Response to the Scott-Baker Review Panel Report on the European Arrest Warrant by UKIP MEP Gerard Batten. • Introduction: In better ages of its legal history than the one we are living through, Britain developed a uniquely fair system of criminal justice. Our achievements on this field have excelled those of Ancient Rome and remain unparalleled in the history of civilisation. Throughout the world, our common law system became an ideal which other nations strove to copy.
Yet, the very excellence of British justice produced some new dilemmas - such as the extradition of suspects to other countries. We do not want to become safe havens for foreign fugitive criminals; on the other hand, how can we hand over suspects to the countries where the system of criminal justice is so different from – and inferior to – our own?

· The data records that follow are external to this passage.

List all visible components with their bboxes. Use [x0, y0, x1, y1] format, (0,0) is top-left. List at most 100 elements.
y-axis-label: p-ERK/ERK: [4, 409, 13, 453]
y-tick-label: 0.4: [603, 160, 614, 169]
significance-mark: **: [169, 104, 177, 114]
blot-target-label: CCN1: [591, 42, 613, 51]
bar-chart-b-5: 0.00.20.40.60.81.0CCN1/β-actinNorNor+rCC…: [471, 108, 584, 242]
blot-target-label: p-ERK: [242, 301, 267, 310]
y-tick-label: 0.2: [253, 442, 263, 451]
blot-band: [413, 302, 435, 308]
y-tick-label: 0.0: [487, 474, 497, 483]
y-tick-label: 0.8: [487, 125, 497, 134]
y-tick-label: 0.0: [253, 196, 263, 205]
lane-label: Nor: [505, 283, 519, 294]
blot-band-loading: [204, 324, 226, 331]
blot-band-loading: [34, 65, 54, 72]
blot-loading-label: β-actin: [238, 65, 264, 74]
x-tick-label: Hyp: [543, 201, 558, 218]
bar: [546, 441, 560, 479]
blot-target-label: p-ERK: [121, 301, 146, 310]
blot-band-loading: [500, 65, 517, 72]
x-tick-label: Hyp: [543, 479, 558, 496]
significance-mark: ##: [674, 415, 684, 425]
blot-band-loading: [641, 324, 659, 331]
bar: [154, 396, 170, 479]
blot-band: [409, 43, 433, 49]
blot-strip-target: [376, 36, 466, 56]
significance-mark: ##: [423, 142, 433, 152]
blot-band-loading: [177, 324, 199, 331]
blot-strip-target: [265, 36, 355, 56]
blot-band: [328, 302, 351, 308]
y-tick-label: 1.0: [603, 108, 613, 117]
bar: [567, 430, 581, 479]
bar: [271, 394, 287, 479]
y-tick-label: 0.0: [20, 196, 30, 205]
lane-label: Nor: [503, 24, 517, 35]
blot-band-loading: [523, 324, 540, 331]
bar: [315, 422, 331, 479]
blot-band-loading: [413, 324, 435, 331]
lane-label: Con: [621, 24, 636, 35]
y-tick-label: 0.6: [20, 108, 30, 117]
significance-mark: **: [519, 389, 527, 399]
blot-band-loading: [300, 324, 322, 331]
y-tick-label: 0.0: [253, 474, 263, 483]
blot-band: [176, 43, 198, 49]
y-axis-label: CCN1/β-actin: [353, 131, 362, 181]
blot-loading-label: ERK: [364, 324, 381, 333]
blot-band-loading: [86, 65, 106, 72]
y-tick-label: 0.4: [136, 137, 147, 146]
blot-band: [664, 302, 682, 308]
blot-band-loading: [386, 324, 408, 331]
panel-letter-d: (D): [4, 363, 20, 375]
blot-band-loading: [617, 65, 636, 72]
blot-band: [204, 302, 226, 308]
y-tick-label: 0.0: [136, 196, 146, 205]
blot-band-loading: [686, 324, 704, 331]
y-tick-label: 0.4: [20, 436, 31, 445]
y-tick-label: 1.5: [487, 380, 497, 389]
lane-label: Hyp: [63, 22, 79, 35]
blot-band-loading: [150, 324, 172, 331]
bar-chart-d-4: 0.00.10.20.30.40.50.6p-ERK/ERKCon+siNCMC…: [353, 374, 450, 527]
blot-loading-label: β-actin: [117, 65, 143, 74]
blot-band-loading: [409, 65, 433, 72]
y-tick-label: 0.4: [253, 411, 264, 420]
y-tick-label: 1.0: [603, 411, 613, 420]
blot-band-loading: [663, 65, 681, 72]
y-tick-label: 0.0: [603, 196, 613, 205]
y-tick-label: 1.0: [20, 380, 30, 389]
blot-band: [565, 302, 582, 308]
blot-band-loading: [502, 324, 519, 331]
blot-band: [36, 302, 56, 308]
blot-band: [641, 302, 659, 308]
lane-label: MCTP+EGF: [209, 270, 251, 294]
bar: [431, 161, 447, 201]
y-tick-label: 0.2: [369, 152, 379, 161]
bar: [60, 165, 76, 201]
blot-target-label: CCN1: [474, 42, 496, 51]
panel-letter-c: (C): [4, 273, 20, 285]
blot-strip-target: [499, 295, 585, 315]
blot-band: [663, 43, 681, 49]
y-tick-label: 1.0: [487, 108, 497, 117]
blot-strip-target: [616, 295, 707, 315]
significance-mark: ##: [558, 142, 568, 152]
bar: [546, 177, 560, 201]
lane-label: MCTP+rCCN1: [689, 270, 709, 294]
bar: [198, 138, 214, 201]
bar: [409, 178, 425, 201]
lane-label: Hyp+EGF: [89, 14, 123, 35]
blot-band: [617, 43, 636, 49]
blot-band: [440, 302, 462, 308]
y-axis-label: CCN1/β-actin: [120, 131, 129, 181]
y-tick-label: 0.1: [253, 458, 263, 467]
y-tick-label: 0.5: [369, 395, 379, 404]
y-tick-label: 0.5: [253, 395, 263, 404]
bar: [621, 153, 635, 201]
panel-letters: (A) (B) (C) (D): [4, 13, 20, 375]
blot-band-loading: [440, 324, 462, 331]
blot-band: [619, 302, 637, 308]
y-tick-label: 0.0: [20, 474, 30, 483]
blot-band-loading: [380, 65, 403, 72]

This has been resolved by a number of safeguards which evolved over centuries to protect the liberties of the suspects whilst enabling extradition of genuine fugitives. Thus, we would not extradite people to countries where they would be tortured of subjected to unfair trial. The so-called 'dual criminality' requirement bars extradition where a person is wanted for actions which would not be considered a crime in this country. Above all, a country requesting extradition first had to prove to a British judge that they had a prima facie case for the suspect to answer.

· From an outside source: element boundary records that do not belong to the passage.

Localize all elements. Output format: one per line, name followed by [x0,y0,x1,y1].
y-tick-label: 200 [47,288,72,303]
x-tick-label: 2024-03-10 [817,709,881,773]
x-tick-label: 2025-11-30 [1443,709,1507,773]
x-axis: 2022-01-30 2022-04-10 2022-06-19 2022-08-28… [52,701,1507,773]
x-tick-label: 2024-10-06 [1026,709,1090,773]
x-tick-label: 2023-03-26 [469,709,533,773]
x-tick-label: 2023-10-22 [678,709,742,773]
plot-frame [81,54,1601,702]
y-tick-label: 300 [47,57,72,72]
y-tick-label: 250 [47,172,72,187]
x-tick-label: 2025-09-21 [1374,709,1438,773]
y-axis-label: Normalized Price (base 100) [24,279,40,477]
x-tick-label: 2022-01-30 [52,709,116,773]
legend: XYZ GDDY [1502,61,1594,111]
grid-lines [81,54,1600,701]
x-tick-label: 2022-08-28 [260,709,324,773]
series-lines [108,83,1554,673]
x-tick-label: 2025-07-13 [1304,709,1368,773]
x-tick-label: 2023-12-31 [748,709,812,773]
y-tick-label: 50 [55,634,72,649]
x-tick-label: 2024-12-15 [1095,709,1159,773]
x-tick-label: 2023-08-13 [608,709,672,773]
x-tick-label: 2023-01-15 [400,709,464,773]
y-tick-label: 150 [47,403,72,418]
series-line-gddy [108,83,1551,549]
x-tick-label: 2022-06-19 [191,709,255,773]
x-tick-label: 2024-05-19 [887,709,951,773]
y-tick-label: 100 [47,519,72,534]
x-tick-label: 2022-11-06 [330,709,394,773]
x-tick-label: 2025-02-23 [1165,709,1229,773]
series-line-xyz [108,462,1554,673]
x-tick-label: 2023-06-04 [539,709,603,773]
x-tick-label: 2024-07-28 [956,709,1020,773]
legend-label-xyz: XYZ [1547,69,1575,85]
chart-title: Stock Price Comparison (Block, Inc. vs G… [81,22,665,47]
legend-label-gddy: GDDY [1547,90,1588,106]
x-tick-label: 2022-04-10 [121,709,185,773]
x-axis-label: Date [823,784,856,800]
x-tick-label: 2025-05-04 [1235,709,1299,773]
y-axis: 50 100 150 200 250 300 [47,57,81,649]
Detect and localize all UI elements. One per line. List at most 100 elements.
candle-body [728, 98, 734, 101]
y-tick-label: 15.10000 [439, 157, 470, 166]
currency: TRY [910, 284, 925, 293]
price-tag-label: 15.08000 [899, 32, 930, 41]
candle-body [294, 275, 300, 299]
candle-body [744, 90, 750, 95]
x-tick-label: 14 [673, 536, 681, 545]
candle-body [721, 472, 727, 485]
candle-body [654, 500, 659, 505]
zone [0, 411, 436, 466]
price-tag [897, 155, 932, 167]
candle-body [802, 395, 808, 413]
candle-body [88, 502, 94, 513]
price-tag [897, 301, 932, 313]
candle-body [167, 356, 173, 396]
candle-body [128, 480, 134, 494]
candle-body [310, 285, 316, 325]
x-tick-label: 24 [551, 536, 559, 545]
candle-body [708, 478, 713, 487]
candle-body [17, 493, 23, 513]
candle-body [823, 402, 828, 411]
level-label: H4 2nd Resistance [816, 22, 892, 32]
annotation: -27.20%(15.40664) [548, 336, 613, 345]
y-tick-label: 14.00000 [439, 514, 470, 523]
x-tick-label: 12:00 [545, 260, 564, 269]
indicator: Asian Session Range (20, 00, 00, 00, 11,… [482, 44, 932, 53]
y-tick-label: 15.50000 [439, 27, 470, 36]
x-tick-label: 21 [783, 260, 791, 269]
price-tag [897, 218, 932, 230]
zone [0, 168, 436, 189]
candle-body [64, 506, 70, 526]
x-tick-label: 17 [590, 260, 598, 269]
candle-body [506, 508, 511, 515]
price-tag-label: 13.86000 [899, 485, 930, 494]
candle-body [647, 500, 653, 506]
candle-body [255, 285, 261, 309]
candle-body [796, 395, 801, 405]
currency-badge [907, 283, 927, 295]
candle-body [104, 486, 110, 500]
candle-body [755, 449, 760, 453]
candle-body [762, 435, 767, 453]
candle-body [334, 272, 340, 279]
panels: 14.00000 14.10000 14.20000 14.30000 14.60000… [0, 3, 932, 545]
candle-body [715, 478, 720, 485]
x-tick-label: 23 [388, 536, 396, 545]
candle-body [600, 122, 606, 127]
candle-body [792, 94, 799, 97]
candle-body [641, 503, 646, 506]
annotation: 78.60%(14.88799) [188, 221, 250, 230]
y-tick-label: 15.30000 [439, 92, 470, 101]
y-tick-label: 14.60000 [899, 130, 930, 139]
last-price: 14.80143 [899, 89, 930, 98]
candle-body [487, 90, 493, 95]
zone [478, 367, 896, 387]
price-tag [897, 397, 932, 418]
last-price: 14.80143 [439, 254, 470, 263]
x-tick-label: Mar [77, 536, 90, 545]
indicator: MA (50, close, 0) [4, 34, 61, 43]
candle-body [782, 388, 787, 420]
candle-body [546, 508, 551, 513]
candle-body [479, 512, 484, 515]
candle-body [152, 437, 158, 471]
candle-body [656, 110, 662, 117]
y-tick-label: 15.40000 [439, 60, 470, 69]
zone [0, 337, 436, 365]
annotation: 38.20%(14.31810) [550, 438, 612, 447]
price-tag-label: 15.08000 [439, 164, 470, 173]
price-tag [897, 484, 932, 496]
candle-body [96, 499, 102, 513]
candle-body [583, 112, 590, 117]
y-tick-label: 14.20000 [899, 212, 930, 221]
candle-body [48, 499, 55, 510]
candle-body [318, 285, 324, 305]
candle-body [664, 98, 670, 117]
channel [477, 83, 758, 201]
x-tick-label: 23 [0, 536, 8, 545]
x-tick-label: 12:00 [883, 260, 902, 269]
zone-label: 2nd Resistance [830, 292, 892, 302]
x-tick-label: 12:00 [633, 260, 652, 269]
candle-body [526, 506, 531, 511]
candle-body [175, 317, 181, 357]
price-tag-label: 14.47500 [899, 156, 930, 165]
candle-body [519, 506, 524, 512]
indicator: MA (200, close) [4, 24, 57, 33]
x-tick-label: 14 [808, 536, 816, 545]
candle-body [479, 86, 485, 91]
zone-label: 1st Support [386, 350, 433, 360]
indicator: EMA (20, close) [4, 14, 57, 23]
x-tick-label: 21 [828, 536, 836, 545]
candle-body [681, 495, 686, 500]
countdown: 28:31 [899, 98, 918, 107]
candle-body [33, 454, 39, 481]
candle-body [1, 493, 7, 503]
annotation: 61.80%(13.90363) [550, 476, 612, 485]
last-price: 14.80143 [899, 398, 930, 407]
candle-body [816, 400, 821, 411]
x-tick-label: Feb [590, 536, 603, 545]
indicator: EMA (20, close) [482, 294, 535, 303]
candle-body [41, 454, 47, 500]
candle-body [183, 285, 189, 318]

As the government working party which reviewed our extradition arrangements reported in 1974, “the requirement of prima facie evidence remains the only real safeguard against the trumped up case, and we venture to think that it must serve to deter some applications for extradition where a warrant of arrest has been issued in a foreign State on largely unsupported suspicion of guilt.” The report further pointed out that the requirement of a prima facie case was also the only effective guarantee that judges have enough information to establish dual criminality and that the suspect is not wanted for political reasons. Without the prima facie case safeguard, the other safeguards would also effectively go by the board.

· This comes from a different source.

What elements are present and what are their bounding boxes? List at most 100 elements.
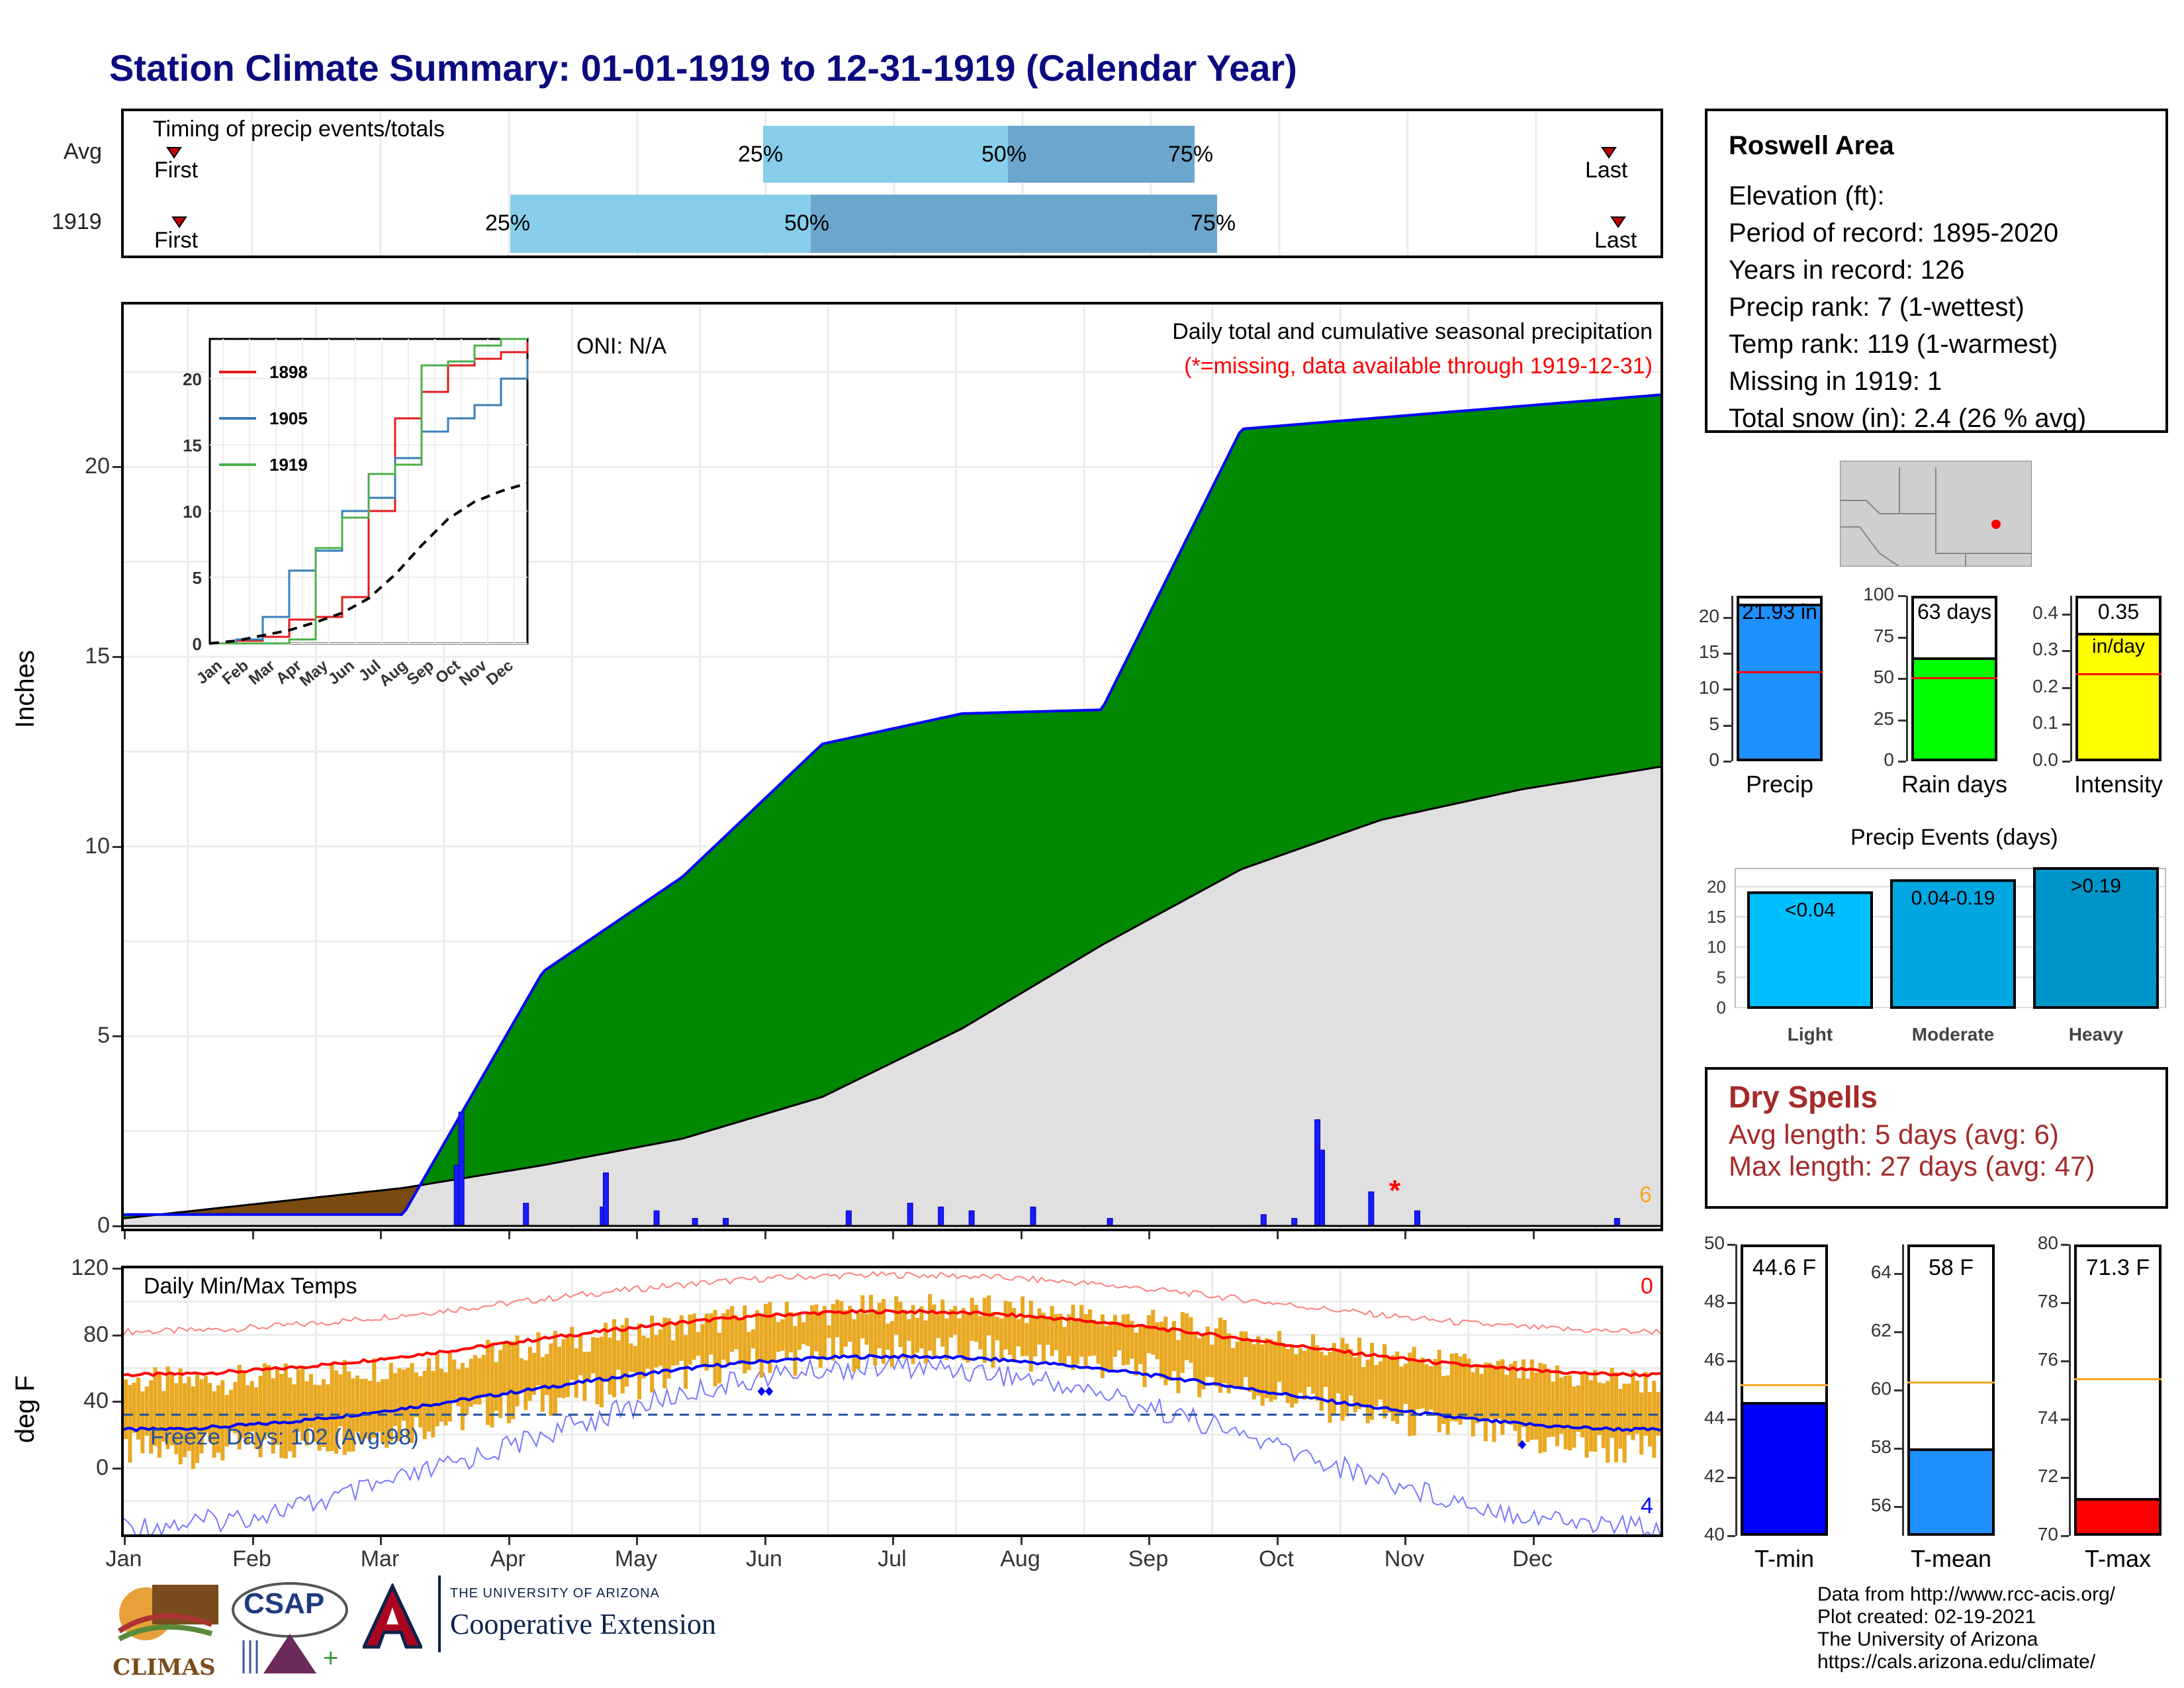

Unfortunately, this is precisely what has happened since then. Under the EU's
'European Arrest Warrant' system, extradition has been replaced with 'judicial surrender' – a mere bureaucratic formality. Where there is an EAW, our judges are now forced to extradite people on the strength of a piece of paper. In practice, all they have to check is that the brief form has been filled correctly (admittedly, even that sometimes becomes a difficulty for our EU partners, but the judges are obliged to take a generous cosmopolitan view of their efforts).
No doubt, the EAW became the most disastrous result of the removal of the prima
facie case requirement; but it is not the only one. The extradition to the United States is only slightly better. Worse still, under the Council of Europe's European Convention on Extradition, the requirement is also removed for some countries where the very idea of rule of law remains a utopian dream of a few troublemaking dissidents – such as Russia and Azerbaijan.
Lord Baker’s Review Panel Report
For a few years now, it has been universally recognised that this country's extradition arrangements must be urgently reformed; especially the most dangerous aspect of them – the European Arrest Warrant. Both Government parties have solemnly promised to do that when they come to power. To review the existing system and make recommendations, the government appointed an 'independent panel' led by Lord Baker – a retired top judge best known for his inquest into the death of Princess Diana. Having spent over a year on this work, having traveled extensively to Brussels, Hague, and Washington, the panel has now produced its 488-pages long report – only to endorse the present system and to recommend no change.